[2013049] Life in Miniature
Anything Is Valid Dance Theatre @ Holden Street Theatres – The Caravan
7:00pm, Sat 23 Feb 2013
“Set and performed inside a caravan to an intimate audience of 5 people at a time” promises the précis, and I’m hooked; I love the idea of ultra-intimate performances (of which I attended many this Festival season). That Life In Miniature was also listed as a dance piece had me booking tickets as early as I could schedule; but I must admit, knowing the caravan had been sitting in the Holden Street carpark during this week of sticky weather, that I was full of trepidation when heading out for my allotted timeslot – that tin-can was going to be hot.
I elect to wait in the bar, where a small group of people are also waiting – three women and one man, all happily chatting whilst one of the women tended to an infant. One of the Holden Street crew recognised me and approached – they’re the other people in your group, she indicated; are you OK if they bring the baby in with them? It was hardly a fair question – what was I going to do, say no? – and it only made me more anxious.
We ventured out into the sunlight, and are greeted at the door of the caravan by half of AIVDT, Quindell Orton; one of the women asks whether there’s a fan inside. There’s a knowing smile in response – we’re doing our best, we are assured. And then we’re ushered into the caravan, and… well, it’s a caravan. Nothing fancy: the table and bedding area is typical of all the caravans I’ve had the opportunity to stay in. The three women (and child) sat in a row at the front of the van, with myself and the other guy sitting along the side of the van behind the table; there’s friendly banter between our usher and the group as she seats us (and points out the fan which struggles away throughout), before closing the door.
But suddenly Serena Chalker’s face appears from behind the bedding partition; our usher falls silent, and takes a seat at the table. The new person joins her, and soon they’re engaged in a mute game of angular mimicry of limbs on the tabletop. There’s something alluring about the rapid flurry of arms as they follow each other, something mysterious about the eyes that challenge each other whilst encapsulating smiles… but then the two women stand up and start moving around the very confined space.
They play hide and seek either side of the bedroom partition; they perform the washing-up in a most physically elegant (yet angular) way. They never speak a word, but hint at volumes: are they sisters or besties? Friends or foe? Their faces and actions shift the mood of their interactions between tension and joy; they (literally) climb the walls, they stretch and pose.
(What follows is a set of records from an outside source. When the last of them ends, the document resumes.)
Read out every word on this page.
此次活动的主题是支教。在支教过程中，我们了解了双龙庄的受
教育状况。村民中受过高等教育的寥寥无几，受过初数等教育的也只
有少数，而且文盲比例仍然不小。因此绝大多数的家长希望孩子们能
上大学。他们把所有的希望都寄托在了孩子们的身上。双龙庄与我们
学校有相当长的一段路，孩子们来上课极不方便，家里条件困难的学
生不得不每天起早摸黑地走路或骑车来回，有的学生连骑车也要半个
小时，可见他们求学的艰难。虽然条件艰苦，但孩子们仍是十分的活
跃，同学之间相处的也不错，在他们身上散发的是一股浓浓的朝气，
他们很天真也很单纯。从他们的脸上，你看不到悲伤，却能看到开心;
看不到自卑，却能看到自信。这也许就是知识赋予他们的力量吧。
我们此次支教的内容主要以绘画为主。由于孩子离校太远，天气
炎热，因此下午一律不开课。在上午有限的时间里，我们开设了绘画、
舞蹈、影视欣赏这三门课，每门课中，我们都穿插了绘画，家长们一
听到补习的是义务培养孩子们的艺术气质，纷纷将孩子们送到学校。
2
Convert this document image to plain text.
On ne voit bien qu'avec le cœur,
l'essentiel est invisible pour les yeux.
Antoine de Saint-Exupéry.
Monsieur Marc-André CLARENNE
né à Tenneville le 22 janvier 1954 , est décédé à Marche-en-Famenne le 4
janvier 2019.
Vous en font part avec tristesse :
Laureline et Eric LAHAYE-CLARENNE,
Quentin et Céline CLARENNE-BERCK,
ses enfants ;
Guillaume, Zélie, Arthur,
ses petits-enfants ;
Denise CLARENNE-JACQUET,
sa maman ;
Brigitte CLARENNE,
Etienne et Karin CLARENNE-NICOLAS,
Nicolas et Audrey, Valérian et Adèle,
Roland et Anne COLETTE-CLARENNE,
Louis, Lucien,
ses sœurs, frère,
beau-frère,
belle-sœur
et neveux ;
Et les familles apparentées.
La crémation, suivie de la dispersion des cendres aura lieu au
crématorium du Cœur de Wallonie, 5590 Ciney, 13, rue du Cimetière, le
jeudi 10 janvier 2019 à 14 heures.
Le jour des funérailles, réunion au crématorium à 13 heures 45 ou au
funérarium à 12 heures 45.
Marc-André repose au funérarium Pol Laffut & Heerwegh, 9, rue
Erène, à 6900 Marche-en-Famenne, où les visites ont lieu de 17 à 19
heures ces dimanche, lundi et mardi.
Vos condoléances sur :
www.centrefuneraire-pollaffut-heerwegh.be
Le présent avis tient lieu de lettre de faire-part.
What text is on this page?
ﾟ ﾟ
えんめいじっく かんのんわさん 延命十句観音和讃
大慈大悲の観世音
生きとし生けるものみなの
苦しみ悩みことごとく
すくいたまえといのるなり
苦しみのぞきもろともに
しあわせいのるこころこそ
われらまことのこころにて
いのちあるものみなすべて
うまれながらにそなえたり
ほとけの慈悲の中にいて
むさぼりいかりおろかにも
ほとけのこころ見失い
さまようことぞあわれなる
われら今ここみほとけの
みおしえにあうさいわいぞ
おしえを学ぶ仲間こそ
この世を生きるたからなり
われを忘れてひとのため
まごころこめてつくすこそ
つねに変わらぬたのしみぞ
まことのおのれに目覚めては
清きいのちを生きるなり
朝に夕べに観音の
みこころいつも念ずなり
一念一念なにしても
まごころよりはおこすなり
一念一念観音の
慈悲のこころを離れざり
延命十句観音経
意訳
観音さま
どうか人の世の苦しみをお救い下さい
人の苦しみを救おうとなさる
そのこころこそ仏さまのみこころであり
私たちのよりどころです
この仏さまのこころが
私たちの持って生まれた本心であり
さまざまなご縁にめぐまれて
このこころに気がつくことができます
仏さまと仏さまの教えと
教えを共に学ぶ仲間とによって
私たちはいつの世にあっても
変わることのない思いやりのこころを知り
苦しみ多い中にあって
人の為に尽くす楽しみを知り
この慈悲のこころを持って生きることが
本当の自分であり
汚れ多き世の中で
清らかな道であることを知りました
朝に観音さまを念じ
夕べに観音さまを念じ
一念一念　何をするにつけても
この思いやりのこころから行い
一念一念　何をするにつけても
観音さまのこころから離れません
It’s a really intoxicating – and quirky – performance, with a curious moment of respite in the middle when they pass the biscuit tin around with a nod and a smile. And, at the end of the performance (when the caravan door was flung open, and we discovered in horror that the outside temperature wasn’t really all that much cooler than inside the caravan), my head was buzzing with a series of questions for the performers – I wanted to know who their characters were, because I felt like I’d just encountered them whilst we were all on weird tween family holidays in a Renmark caravan park. And that sense of nostalgia (for something that I’d never experienced) was, most definitely, a Good – if curious – Thing.